Parágrafo único. Remetidos os autos do processo a outro juiz, à disposição deste ficará o acusado preso. (Incluído pela Lei nº 11.689, de 2008)

3. Recurso em sentido estrito

3.1. Previsão legal:

Art. 581 do CPP: Caberá recurso, no sentido estrito, da decisão, despacho ou sentença:

I - que não receber a denúncia ou a queixa;

II - que concluir pela incompetência do juízo;

III - que julgar procedentes as exceções, salvo a de suspeição;

IV – que pronunciar o réu; (Redação dada pela Lei nº 11.689, de 2008)

V - que conceder, negar, arbitrar, cassar ou julgar inidônea a fiança, indeferir requerimento de prisão preventiva ou revogá-la, conceder liberdade provisória ou relaxar a prisão em flagrante; (Redação dada pela Lei nº 7.780, de 22.6.1989)

VI - (Revogado pela Lei nº 11.689, de 2008)

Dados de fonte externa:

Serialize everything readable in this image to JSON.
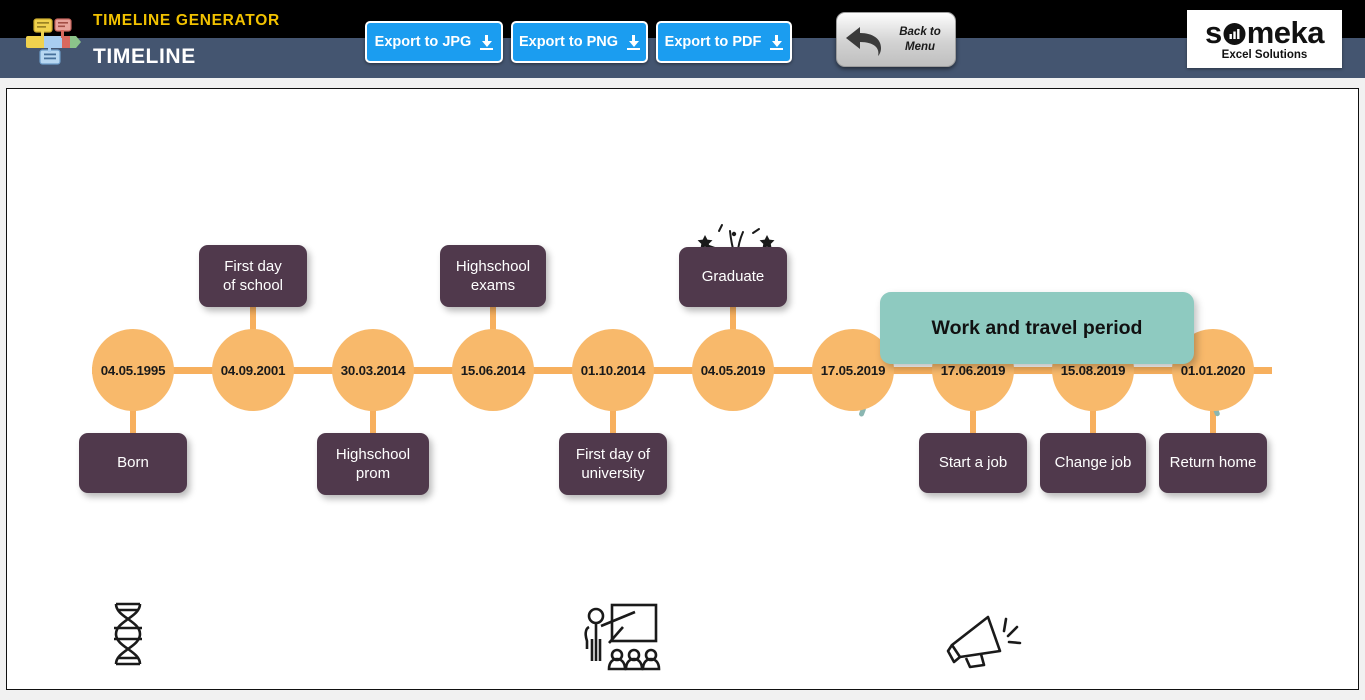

VII - que julgar quebrada a fiança ou perdido o seu valor;

VIII - que decretar a prescrição ou julgar, por outro modo, extinta a punibilidade;

IX - que indeferir o pedido de reconhecimento da prescrição ou de outra causa extintiva da punibilidade;

X - que conceder ou negar a ordem de habeas corpus;

XI - que conceder, negar ou revogar a suspensão condicional da pena;

XII - que conceder, negar ou revogar livramento condicional;

XIII - que anular o processo da instrução criminal, no todo ou em parte;

XIV - que incluir jurado na lista geral ou desta o excluir;

XV - que denegar a apelação ou a julgar deserta;

XVI - que ordenar a suspensão do processo, em virtude de questão prejudicial;

XVII - que decidir sobre a unificação de penas;

XVIII - que decidir o incidente de falsidade;

XIX - que decretar medida de segurança, depois de transitar a sentença em julgado;

XX - que impuser medida de segurança por transgressão de outra;

XXI - que mantiver ou substituir a medida de segurança, nos casos do art. 774;

XXII - que revogar a medida de segurança;

XXIII - que deixar de revogar a medida de segurança, nos casos em que a lei admita a revogação;

XXIV - que converter a multa em detenção ou em prisão simples.

3.2. Noção:

“É recurso cabível contra decisões interlocutórias quando se tratar de hipótese expressamente prevista em lei (arts. 581 a 592, CPP). Essa é a regra, mas há exceções, valendo o recurso em sentido estrito para impugnar decisões terminativas de mérito: a) contra declaração de extinção da punibilidade (art. 581, VIII, CPP); b) contra decisão que concede ou nega habeas corpus, considerando-se esta uma autêntica ação (art. 581, X, CPP).” (NUCCI, Gulherme de Souza Nucci. Prática Forense Penal, 4ª ed. rev., atual. e ampl. – São Paulo: Ed. Revista dos Tribunais, 2009, p. 260).